TITLE>Social Summit Article
The Earth Times

Slouching Toward Denmark. What's New?

By Adil Najam
The Earth Times, Vol. VIII, No. 4, March 5, 1995.


This was originally submitted under the suggested title "How to Measure Copenhagen's Failure (or Susscess)?" What appears below is the original submission which may have been editorially, but not substantively changed for publication. To send comments or request hard copies of this, or my other publications, please send email to anajam@mit.edu.


In barely a matter of days, more than a hundred national leaders will gather in Copenhagen for yet another mega-photo-op. They will come from all corners of the world. They will vow to eradicate poverty and injustice. They will pledge to create a better, kinder, gentler world. They will give moving speeches. And then, they will go back. NGO globe-trotters will also come. They will express their anger, their concern, their hopes, their frustrations. They will reaffirm their commitment. They, too, will make pledges. They, too, will fraternize (or `network' in NGO-speak). And then, they too will leave. And the international set-the UN, the World Bank, the BINGOs (Big-International-NGOs)-will also be there. In fact, the very same people you saw at Cairo, at Rio, and will be seeing at Beijing will be making the rounds at Copenhagen-many of them will be making the very same speeches they have been making for so many years. And then, they too will leave. They will all go their separate ways. Only to get together, all too soon, at the next conference. To make the same speeches, the same promises, the same commitments again, and again, and yet again.

Yet, the marginalized, dispossessed millions in whose name the whole extravaganza is being staged will never know what happened at Copenhagen. For most part, they do not even know where Copenhagen is-and, frankly, given the misery and squalor that they call life, they couldn't care less. What is infinitely more important is that whatever happens at Copenhagen is not likely to make the smallest difference in their lives.

If the experience of Rio and Cairo-and of Stockholm, Bucharest, Mexico City, and Alma Ata before them-is anything to go by, the World Social Summit for Development (WSSD) in Copenhagen will certainly be yet another gala event. Unfortunately it is likely to be exactly that, and no more. Maybe, just maybe, these conferences have taken a life of their own-the event has become larger than the goal. Maybe, just maybe, it is time to stop `conferencing' and start `implementing'. While government types do the `conference round' for a living, NGOs are getting hooked on playing `diplomat.' Indeed, getting interviewed by CNN at Copenhagen is far more glamorous than getting you hands dirty in Jhang. But maybe, just maybe, it is time we accepted the fact that true change comes about much more from the latter than the former.

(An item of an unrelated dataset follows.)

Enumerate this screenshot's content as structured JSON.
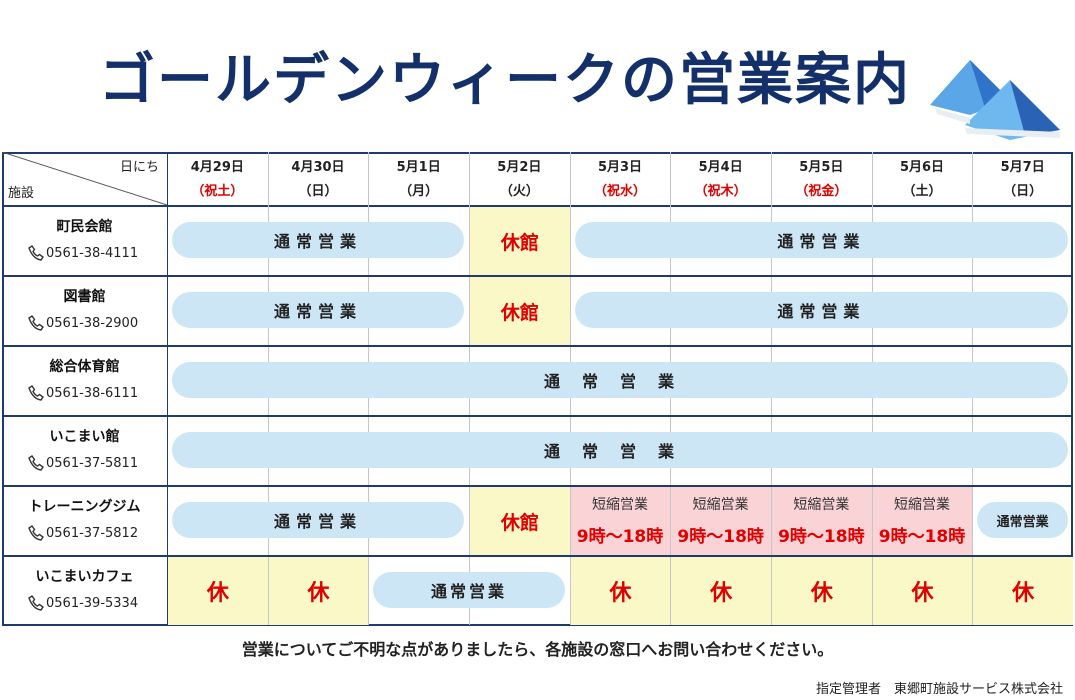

This is not to suggest that those who arrange, lobby, and attend such conferences don't mean well. They certainly do. They come back feeling good, feeling proud, feeling as if they have made a difference, believing (in their nievity. or is it denial. or maybe arrogance) that mere conference statements by them and their fellow luminaries will not only be remembered but will help trigger true change. They return all gleeful from the exotic cities in which such conferences are held, brimming with nice sounding declarations, documents, resolutions. They lose no opportunity to remind you what a great success they (and their conference) have been. Sometimes one gets the feeling that by repeating this sentiment over and over to themselves and the world (as the Rio and Cairo crowd has been doing) they believe that they will create the reality!

However, to that little boy who still has to work at age five, to that little girl who still has to walk ten miles a day to gather fuelwood, to that poor peasant who is still being pushed to marginalized desertifying soils, to that young woman who is still being forced into marriage while in her teens. to all of them and many more all the rhetoric, all the resolutions, all the declarations, and all the promises of all the conferences put together has not made a single iota of a difference, and there is no evidence whatsoever to suggest that Copenhagen will be any different.

So, as you pack your bags for Copenhagen, dear readers, remember that it is these individuals that you must answer to, and be held answerable to. The success of your endeavor does not lie in the treaties that you do or do not sign; it is not in the declarations you do or do not produce; it is not in the pledges you do or do not make. The principal-in fact, the ONLY-criteria of achievement is how what you say, do, or agree to at Copenhagen changes the lives of the millions of individuals who continue to exist in conditions that are still as brutish, short, miserable, and pathetic as ever. If Copenhagen does not materially and physically change that condition then it will be yet another wasted trip in a long line of wasted trips and we would once again have let down (lest I say `betrayed') our real constituency.